The combines have started rolling across Fenland as the cereal harvest begins in earnest – the grain is rapidly coming into store and the straw is being baled and stacked.
The summer and harvest period are exceptionally busy times on farms, but this is the time when everyone needs to be aware of the increased chance of arson. Historically, between July and October, incidents of deliberate stack fires increase with Cambridgeshire Fire and Rescue statistics showing that there were 17 last year – an increase of five compared with 2012 to 2013.
Deliberate straw stack fires destroy important material used in both arable and livestock farming – it’s not just a by-product of the cereal crop and bales can be worth thousands of pounds.
Not only is it difficult and expensive to replace, but straw stack fires can spread rapidly – threatening standing crops, buildings, livestock, machinery and potentially human lives.
These incidents tie up fire service personnel for hours when they may be needed elsewhere and the large amounts of smoke that result can also create a hazard to nearby road users.

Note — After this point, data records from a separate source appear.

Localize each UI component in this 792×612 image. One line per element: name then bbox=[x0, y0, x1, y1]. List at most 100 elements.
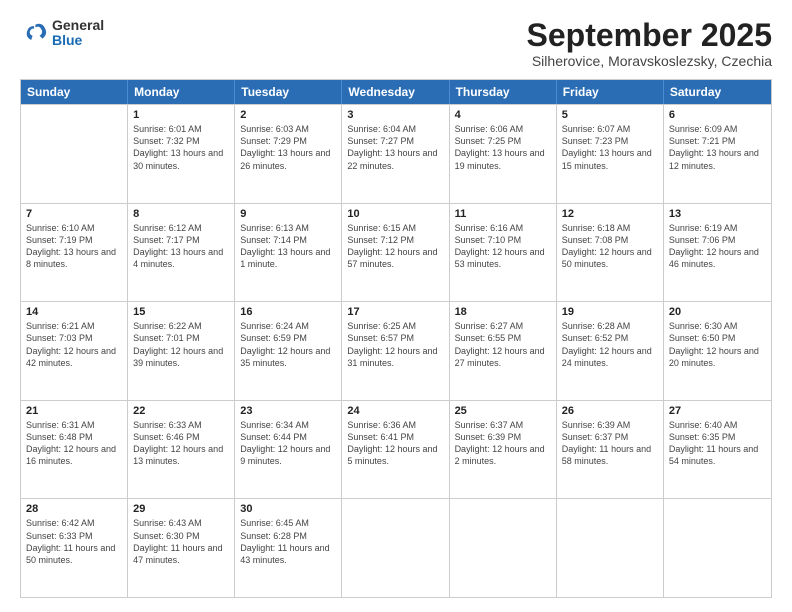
cell-info: Sunrise: 6:36 AMSunset: 6:41 PMDaylight:… bbox=[347, 419, 443, 468]
cal-cell: 20Sunrise: 6:30 AMSunset: 6:50 PMDayligh… bbox=[664, 302, 771, 400]
cell-info: Sunrise: 6:13 AMSunset: 7:14 PMDaylight:… bbox=[240, 222, 336, 271]
cell-day-number: 1 bbox=[133, 109, 229, 121]
cell-day-number: 28 bbox=[26, 503, 122, 515]
cal-cell: 6 Sunrise: 6:09 AMSunset: 7:21 PMDaylight… bbox=[664, 105, 771, 203]
cal-cell: 10Sunrise: 6:15 AMSunset: 7:12 PMDayligh… bbox=[342, 204, 449, 302]
cell-info: Sunrise: 6:15 AMSunset: 7:12 PMDaylight:… bbox=[347, 222, 443, 271]
cell-info: Sunrise: 6:01 AMSunset: 7:32 PMDaylight:… bbox=[133, 123, 229, 172]
calendar: SundayMondayTuesdayWednesdayThursdayFrid… bbox=[20, 79, 772, 598]
cell-day-number: 23 bbox=[240, 405, 336, 417]
cell-day-number: 17 bbox=[347, 306, 443, 318]
cal-cell: 8Sunrise: 6:12 AMSunset: 7:17 PMDaylight… bbox=[128, 204, 235, 302]
cell-day-number: 5 bbox=[562, 109, 658, 121]
logo-icon bbox=[20, 19, 48, 47]
cell-day-number: 27 bbox=[669, 405, 766, 417]
cell-info: Sunrise: 6:24 AMSunset: 6:59 PMDaylight:… bbox=[240, 320, 336, 369]
calendar-row-3: 14 Sunrise: 6:21 AMSunset: 7:03 PMDayligh… bbox=[21, 301, 771, 400]
location-subtitle: Silherovice, Moravskoslezsky, Czechia bbox=[527, 53, 772, 69]
cell-day-number: 14 bbox=[26, 306, 122, 318]
cell-info: Sunrise: 6:45 AMSunset: 6:28 PMDaylight:… bbox=[240, 517, 336, 566]
header-day-tuesday: Tuesday bbox=[235, 80, 342, 104]
cal-cell: 28 Sunrise: 6:42 AMSunset: 6:33 PMDayligh… bbox=[21, 499, 128, 597]
header-day-wednesday: Wednesday bbox=[342, 80, 449, 104]
cal-cell: 24Sunrise: 6:36 AMSunset: 6:41 PMDayligh… bbox=[342, 401, 449, 499]
cell-info: Sunrise: 6:43 AMSunset: 6:30 PMDaylight:… bbox=[133, 517, 229, 566]
cell-day-number: 3 bbox=[347, 109, 443, 121]
cell-info: Sunrise: 6:37 AMSunset: 6:39 PMDaylight:… bbox=[455, 419, 551, 468]
cell-info: Sunrise: 6:25 AMSunset: 6:57 PMDaylight:… bbox=[347, 320, 443, 369]
cell-info: Sunrise: 6:16 AMSunset: 7:10 PMDaylight:… bbox=[455, 222, 551, 271]
calendar-row-4: 21 Sunrise: 6:31 AMSunset: 6:48 PMDayligh… bbox=[21, 400, 771, 499]
cal-cell: 21 Sunrise: 6:31 AMSunset: 6:48 PMDayligh… bbox=[21, 401, 128, 499]
cal-cell: 27Sunrise: 6:40 AMSunset: 6:35 PMDayligh… bbox=[664, 401, 771, 499]
cell-info: Sunrise: 6:42 AMSunset: 6:33 PMDaylight:… bbox=[26, 517, 122, 566]
cell-info: Sunrise: 6:10 AMSunset: 7:19 PMDaylight:… bbox=[26, 222, 122, 271]
cal-cell: 7 Sunrise: 6:10 AMSunset: 7:19 PMDaylight… bbox=[21, 204, 128, 302]
cal-cell: 23Sunrise: 6:34 AMSunset: 6:44 PMDayligh… bbox=[235, 401, 342, 499]
cell-info: Sunrise: 6:28 AMSunset: 6:52 PMDaylight:… bbox=[562, 320, 658, 369]
cal-cell: 18 Sunrise: 6:27 AMSunset: 6:55 PMDayligh… bbox=[450, 302, 557, 400]
cell-info: Sunrise: 6:30 AMSunset: 6:50 PMDaylight:… bbox=[669, 320, 766, 369]
cell-day-number: 29 bbox=[133, 503, 229, 515]
logo-text: General Blue bbox=[52, 18, 104, 49]
cal-cell: 11 Sunrise: 6:16 AMSunset: 7:10 PMDayligh… bbox=[450, 204, 557, 302]
cell-info: Sunrise: 6:21 AMSunset: 7:03 PMDaylight:… bbox=[26, 320, 122, 369]
logo-blue: Blue bbox=[52, 33, 104, 48]
cal-cell: 17 Sunrise: 6:25 AMSunset: 6:57 PMDayligh… bbox=[342, 302, 449, 400]
cell-day-number: 25 bbox=[455, 405, 551, 417]
cal-cell bbox=[450, 499, 557, 597]
cal-cell: 25 Sunrise: 6:37 AMSunset: 6:39 PMDayligh… bbox=[450, 401, 557, 499]
cal-cell: 5 Sunrise: 6:07 AMSunset: 7:23 PMDaylight… bbox=[557, 105, 664, 203]
cell-info: Sunrise: 6:12 AMSunset: 7:17 PMDaylight:… bbox=[133, 222, 229, 271]
cal-cell bbox=[557, 499, 664, 597]
cell-day-number: 22 bbox=[133, 405, 229, 417]
cell-day-number: 9 bbox=[240, 208, 336, 220]
calendar-row-1: 1 Sunrise: 6:01 AMSunset: 7:32 PMDaylight… bbox=[21, 104, 771, 203]
cell-day-number: 7 bbox=[26, 208, 122, 220]
cell-day-number: 19 bbox=[562, 306, 658, 318]
cell-info: Sunrise: 6:07 AMSunset: 7:23 PMDaylight:… bbox=[562, 123, 658, 172]
cal-cell: 15 Sunrise: 6:22 AMSunset: 7:01 PMDayligh… bbox=[128, 302, 235, 400]
cell-day-number: 11 bbox=[455, 208, 551, 220]
cal-cell bbox=[342, 499, 449, 597]
header-day-saturday: Saturday bbox=[664, 80, 771, 104]
cell-day-number: 13 bbox=[669, 208, 766, 220]
calendar-body: 1 Sunrise: 6:01 AMSunset: 7:32 PMDaylight… bbox=[21, 104, 771, 597]
calendar-header-row: SundayMondayTuesdayWednesdayThursdayFrid… bbox=[21, 80, 771, 104]
logo: General Blue bbox=[20, 18, 104, 49]
cal-cell: 22 Sunrise: 6:33 AMSunset: 6:46 PMDayligh… bbox=[128, 401, 235, 499]
cal-cell: 2Sunrise: 6:03 AMSunset: 7:29 PMDaylight… bbox=[235, 105, 342, 203]
cell-day-number: 15 bbox=[133, 306, 229, 318]
cell-info: Sunrise: 6:19 AMSunset: 7:06 PMDaylight:… bbox=[669, 222, 766, 271]
cell-day-number: 21 bbox=[26, 405, 122, 417]
cal-cell: 26Sunrise: 6:39 AMSunset: 6:37 PMDayligh… bbox=[557, 401, 664, 499]
cell-info: Sunrise: 6:22 AMSunset: 7:01 PMDaylight:… bbox=[133, 320, 229, 369]
cell-info: Sunrise: 6:31 AMSunset: 6:48 PMDaylight:… bbox=[26, 419, 122, 468]
cal-cell: 1 Sunrise: 6:01 AMSunset: 7:32 PMDaylight… bbox=[128, 105, 235, 203]
cal-cell: 12Sunrise: 6:18 AMSunset: 7:08 PMDayligh… bbox=[557, 204, 664, 302]
cell-day-number: 6 bbox=[669, 109, 766, 121]
cell-day-number: 4 bbox=[455, 109, 551, 121]
logo-general: General bbox=[52, 18, 104, 33]
cell-day-number: 16 bbox=[240, 306, 336, 318]
cal-cell bbox=[664, 499, 771, 597]
cal-cell: 9 Sunrise: 6:13 AMSunset: 7:14 PMDaylight… bbox=[235, 204, 342, 302]
cal-cell: 16 Sunrise: 6:24 AMSunset: 6:59 PMDayligh… bbox=[235, 302, 342, 400]
cell-day-number: 26 bbox=[562, 405, 658, 417]
cal-cell bbox=[21, 105, 128, 203]
page: General Blue September 2025 Silherovice,… bbox=[0, 0, 792, 612]
header-day-monday: Monday bbox=[128, 80, 235, 104]
cell-info: Sunrise: 6:33 AMSunset: 6:46 PMDaylight:… bbox=[133, 419, 229, 468]
cal-cell: 30Sunrise: 6:45 AMSunset: 6:28 PMDayligh… bbox=[235, 499, 342, 597]
cell-info: Sunrise: 6:06 AMSunset: 7:25 PMDaylight:… bbox=[455, 123, 551, 172]
cell-day-number: 2 bbox=[240, 109, 336, 121]
cell-info: Sunrise: 6:27 AMSunset: 6:55 PMDaylight:… bbox=[455, 320, 551, 369]
cell-day-number: 18 bbox=[455, 306, 551, 318]
header: General Blue September 2025 Silherovice,… bbox=[20, 18, 772, 69]
calendar-row-2: 7 Sunrise: 6:10 AMSunset: 7:19 PMDaylight… bbox=[21, 203, 771, 302]
cal-cell: 14 Sunrise: 6:21 AMSunset: 7:03 PMDayligh… bbox=[21, 302, 128, 400]
header-day-friday: Friday bbox=[557, 80, 664, 104]
header-day-thursday: Thursday bbox=[450, 80, 557, 104]
cell-info: Sunrise: 6:09 AMSunset: 7:21 PMDaylight:… bbox=[669, 123, 766, 172]
cal-cell: 19 Sunrise: 6:28 AMSunset: 6:52 PMDayligh… bbox=[557, 302, 664, 400]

Starting fires is highly dangerous and carries a minimum sentence of five years for those convicted – however this will be a life sentence behind bars if someone dies as a result of this irresponsible behaviour.

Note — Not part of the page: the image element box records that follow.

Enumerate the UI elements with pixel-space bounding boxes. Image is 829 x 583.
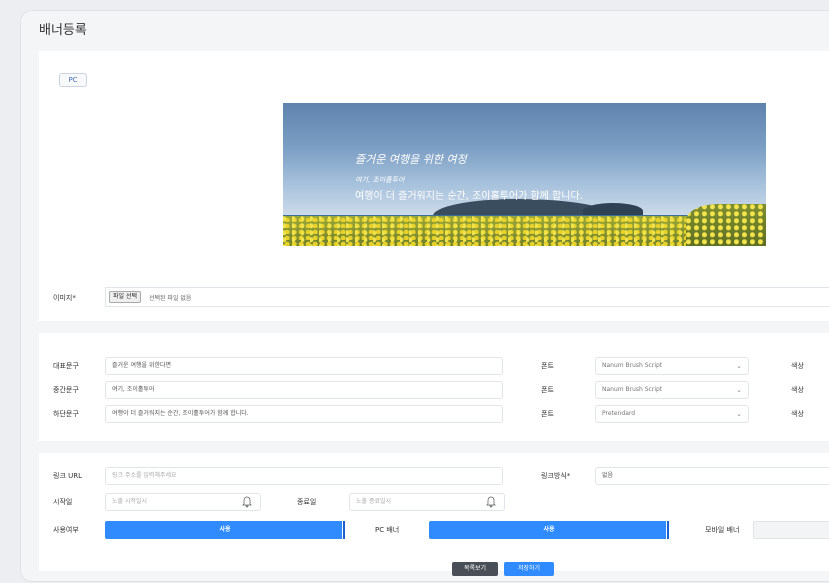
font-select[interactable]: Nanum Brush Script ⌄ bbox=[595, 381, 749, 399]
link-method-label: 링크방식* bbox=[541, 472, 571, 480]
file-status: 선택된 파일 없음 bbox=[149, 295, 192, 302]
row-label: 중간문구 bbox=[53, 386, 79, 394]
chevron-down-icon: ⌄ bbox=[736, 362, 742, 370]
color-label: 색상 bbox=[791, 362, 804, 370]
color-label: 색상 bbox=[791, 410, 804, 418]
font-label: 폰트 bbox=[541, 386, 554, 394]
toggle-knob bbox=[342, 521, 345, 539]
end-date-input[interactable]: 노출 종료일시 bbox=[349, 493, 505, 511]
text-card: 대표문구 즐거운 여행을 위한다면 폰트 Nanum Brush Script … bbox=[39, 333, 829, 441]
use-toggle-value: 사용 bbox=[219, 526, 231, 533]
chevron-down-icon: ⌄ bbox=[736, 410, 742, 418]
link-method-select[interactable]: 없음 bbox=[595, 467, 829, 485]
banner-line-top: 즐거운 여행을 위한 여정 bbox=[355, 153, 467, 166]
app-window: 배너등록 PC 즐거운 여행을 위한 여정 여기, 조이홀투어 여행이 더 즐거… bbox=[20, 10, 829, 582]
tab-pc[interactable]: PC bbox=[59, 73, 87, 87]
banner-line-bottom: 여행이 더 즐거워지는 순간, 조이홀투어가 함께 합니다. bbox=[355, 191, 583, 202]
font-select-value: Pretendard bbox=[602, 410, 636, 417]
font-label: 폰트 bbox=[541, 410, 554, 418]
image-label: 이미지* bbox=[53, 294, 76, 302]
list-button[interactable]: 목록보기 bbox=[452, 562, 498, 576]
font-select-value: Nanum Brush Script bbox=[602, 362, 663, 369]
end-date-label: 종료일 bbox=[297, 498, 317, 506]
row-label: 대표문구 bbox=[53, 362, 79, 370]
start-date-placeholder: 노출 시작일시 bbox=[112, 498, 148, 505]
banner-line-mid: 여기, 조이홀투어 bbox=[355, 176, 405, 184]
bell-icon[interactable] bbox=[242, 496, 252, 508]
start-date-label: 시작일 bbox=[53, 498, 73, 506]
image-card: PC 즐거운 여행을 위한 여정 여기, 조이홀투어 여행이 더 즐거워지는 순… bbox=[39, 51, 829, 321]
mobile-banner-toggle[interactable] bbox=[753, 521, 829, 539]
chevron-down-icon: ⌄ bbox=[736, 386, 742, 394]
pc-banner-toggle[interactable]: 사용 bbox=[429, 521, 669, 539]
font-label: 폰트 bbox=[541, 362, 554, 370]
color-label: 색상 bbox=[791, 386, 804, 394]
main-copy-input[interactable]: 즐거운 여행을 위한다면 bbox=[105, 357, 503, 375]
choose-file-button[interactable]: 파일 선택 bbox=[109, 291, 141, 303]
mobile-banner-label: 모바일 배너 bbox=[705, 526, 740, 534]
toggle-knob bbox=[666, 521, 669, 539]
image-file-input[interactable]: 파일 선택 선택된 파일 없음 bbox=[105, 287, 829, 307]
link-url-input[interactable]: 링크 주소를 입력해주세요 bbox=[105, 467, 503, 485]
use-toggle[interactable]: 사용 bbox=[105, 521, 345, 539]
save-button[interactable]: 저장하기 bbox=[504, 562, 554, 576]
bottom-copy-input[interactable]: 여행이 더 즐거워지는 순간, 조이홀투어가 함께 합니다. bbox=[105, 405, 503, 423]
pc-banner-toggle-value: 사용 bbox=[543, 526, 555, 533]
start-date-input[interactable]: 노출 시작일시 bbox=[105, 493, 261, 511]
font-select[interactable]: Pretendard ⌄ bbox=[595, 405, 749, 423]
banner-preview: 즐거운 여행을 위한 여정 여기, 조이홀투어 여행이 더 즐거워지는 순간, … bbox=[283, 103, 766, 246]
pc-banner-label: PC 배너 bbox=[375, 526, 400, 534]
font-select-value: Nanum Brush Script bbox=[602, 386, 663, 393]
page-title: 배너등록 bbox=[39, 23, 87, 38]
font-select[interactable]: Nanum Brush Script ⌄ bbox=[595, 357, 749, 375]
flower-field-right bbox=[686, 204, 766, 246]
settings-card: 링크 URL 링크 주소를 입력해주세요 링크방식* 없음 시작일 노출 시작일… bbox=[39, 453, 829, 571]
link-url-label: 링크 URL bbox=[53, 472, 82, 480]
end-date-placeholder: 노출 종료일시 bbox=[356, 498, 392, 505]
bell-icon[interactable] bbox=[486, 496, 496, 508]
middle-copy-input[interactable]: 여기, 조이홀투어 bbox=[105, 381, 503, 399]
row-label: 하단문구 bbox=[53, 410, 79, 418]
use-label: 사용여부 bbox=[53, 526, 79, 534]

The CLA are calling on farmers across Fenland to follow the guidance from the Fire Service and Police on positioning stacks in order to lower the risk of being a victim of malicious fires – and to minimise damage should your farm become a target.
They make several recommendations to beat arsonists – such as locating stacks away from public roads and visible places, and splitting large stacks into smaller stacks with a 10m gap down the middle, so there is a chance to move unburnt straw away from any blaze. In addition, it is recommended bales should not be stacked near buildings where livestock or machinery is kept, to reduce the risk of losing both the stack and the contents of the building to fire.
Also, straw should be removed from the field as soon as possible – if it has to be left overnight then consider blocking access routes to it.
The CLA is also encouraging members of the local community across the Fenland area to report any suspicious activity that they see near stacks this summer. A simple call to the Police on 101 (or 999 if it is an emergency) could very well prevent an arson that leaves a farm business – and people’s lives – in danger.